【ゴルフトレーニングの科学的根拠No.92】ゴルフと脳卒中の関係


『ゴルフ関連の脳卒中は右側の椎骨動脈由来で頭蓋外での損傷が多い。』
Choi et al.2014

《中村の解釈》
脳卒中というのは脳へ血液が行かなくなる病気の総称で、脳出血や脳梗塞のことです。
脳出血は血管がもろくなって破れてしまい、脳内で出血が起こることを言います。
脳梗塞は血管の壁が厚くなって閉塞する脳閉塞と、心臓の弁などの異物が脳まで流れて血管に詰まる脳塞栓があります。
脳への流れる血液は首の斜め前側にある内頚動脈と、後ろ側にある椎骨動脈から運ばれます。
一般的には内頚動脈由来の脳卒中が多く、加齢によるものがほとんどです。

今回の研究はゴルフ特有の脳卒中ということで、スイングに関連したケースの報告です。
右側の椎骨動脈由来の損傷であり、どちらかというと頭部の誤った回旋によるものであるとされています。
日本整形外科学会では首(頸部)の回旋可動域は左右とも60°が健常者の参考可動域とされています。
上級者のゴルフスイングをみると、一見90°ぐらい回っているようにみえます。
それを真似して無理に首を回そうとすると取り返しのつかないことになりそうです。

では、上級者のスイングがなぜ90°ぐらい回ってみえるのかというと、実際には肩甲骨のプロトラクションという運動が含まれているからです。
肩甲骨のプロトラクションは、例えば前ならえをした状態で頭の位置を動かさずに手を前に突き出すというような運動です。
このプロトラクションの運動を含めると、頭部を残してトップポジションを作ったり、フォローまでしっかりボールのあった場所を見ることができます。

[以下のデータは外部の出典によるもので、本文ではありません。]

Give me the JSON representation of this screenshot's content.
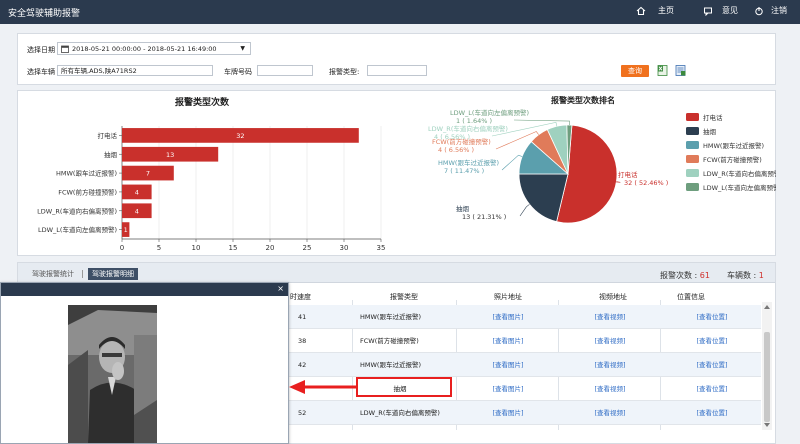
{
  "header": {
    "title": "安全驾驶辅助报警",
    "nav": [
      "主页",
      "意见",
      "注销"
    ]
  },
  "filter": {
    "date_label": "选择日期",
    "date_value": "2018-05-21 00:00:00 - 2018-05-21 16:49:00",
    "vehicle_label": "选择车辆",
    "vehicle_value": "所有车辆,ADS,陕A71RS2",
    "plate_label": "车牌号码",
    "plate_value": "",
    "alarm_type_label": "报警类型:",
    "alarm_type_value": "",
    "query_label": "查询"
  },
  "bar_title": "报警类型次数",
  "pie_title": "报警类型次数排名",
  "chart_data": [
    {
      "type": "bar",
      "orientation": "horizontal",
      "title": "报警类型次数",
      "categories": [
        "打电话",
        "抽烟",
        "HMW(跟车过近报警)",
        "FCW(前方碰撞预警)",
        "LDW_R(车道向右偏离预警)",
        "LDW_L(车道向左偏离预警)"
      ],
      "values": [
        32,
        13,
        7,
        4,
        4,
        1
      ],
      "xlim": [
        0,
        35
      ],
      "xticks": [
        0,
        5,
        10,
        15,
        20,
        25,
        30,
        35
      ],
      "color": "#c9302c",
      "grid": true
    },
    {
      "type": "pie",
      "title": "报警类型次数排名",
      "slices": [
        {
          "name": "打电话",
          "value": 32,
          "label": "32 ( 52.46% )",
          "color": "#c9302c"
        },
        {
          "name": "抽烟",
          "value": 13,
          "label": "13 ( 21.31% )",
          "color": "#2c3e50"
        },
        {
          "name": "HMW(跟车过近报警)",
          "value": 7,
          "label": "7 ( 11.47% )",
          "color": "#5b9fad"
        },
        {
          "name": "FCW(前方碰撞预警)",
          "value": 4,
          "label": "4 ( 6.56% )",
          "color": "#e07b5a"
        },
        {
          "name": "LDW_R(车道向右偏离预警)",
          "value": 4,
          "label": "4 ( 6.56% )",
          "color": "#9fd1bf"
        },
        {
          "name": "LDW_L(车道向左偏离预警)",
          "value": 1,
          "label": "1 ( 1.64% )",
          "color": "#6e9e7e"
        }
      ],
      "legend_position": "right"
    }
  ],
  "tabs": [
    "驾驶报警统计",
    "驾驶报警明细"
  ],
  "counts": {
    "alarm_label": "报警次数 :",
    "alarm_value": "61",
    "vehicle_label": "车辆数 :",
    "vehicle_value": "1"
  },
  "table": {
    "headers": [
      "时速度",
      "报警类型",
      "照片地址",
      "视频地址",
      "位置信息"
    ],
    "rows": [
      {
        "speed": "41",
        "type": "HMW(跟车过近报警)",
        "photo": "[查看图片]",
        "video": "[查看视频]",
        "location": "[查看位置]"
      },
      {
        "speed": "38",
        "type": "FCW(前方碰撞预警)",
        "photo": "[查看图片]",
        "video": "[查看视频]",
        "location": "[查看位置]"
      },
      {
        "speed": "42",
        "type": "HMW(跟车过近报警)",
        "photo": "[查看图片]",
        "video": "[查看视频]",
        "location": "[查看位置]"
      },
      {
        "speed": "",
        "type": "抽烟",
        "photo": "[查看图片]",
        "video": "[查看视频]",
        "location": "[查看位置]"
      },
      {
        "speed": "52",
        "type": "LDW_R(车道向右偏离预警)",
        "photo": "[查看图片]",
        "video": "[查看视频]",
        "location": "[查看位置]"
      }
    ]
  },
  "popup": {
    "close": "×"
  },
  "colors": {
    "header_bg": "#2b3a4e",
    "accent_red": "#c9302c",
    "query_orange": "#f0711e",
    "link_blue": "#2e6bc5",
    "highlight_red": "#e81f1f"
  }
}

ただし頭部の回旋運動に関しては、あくまでも脊柱のラインに合わせることが重要です。
脊柱のラインが歪んでいると、首の回旋可動域が制限されてしまいますから、しっかり骨盤から頭頂部までラインを美しく保つ必要があります。
これにはお腹を凹ますドローインの意識が必要不可欠となります。
あとはボールから目を離さず、軸回旋が上手くできていれば、頭は自然に動かなくなるはずです。
頭部よりも骨盤と胸郭のライン、肩甲骨の運動を意識するほうが、重篤な損傷を起こさずにかつパフォーマンスも高くなること請け合いです。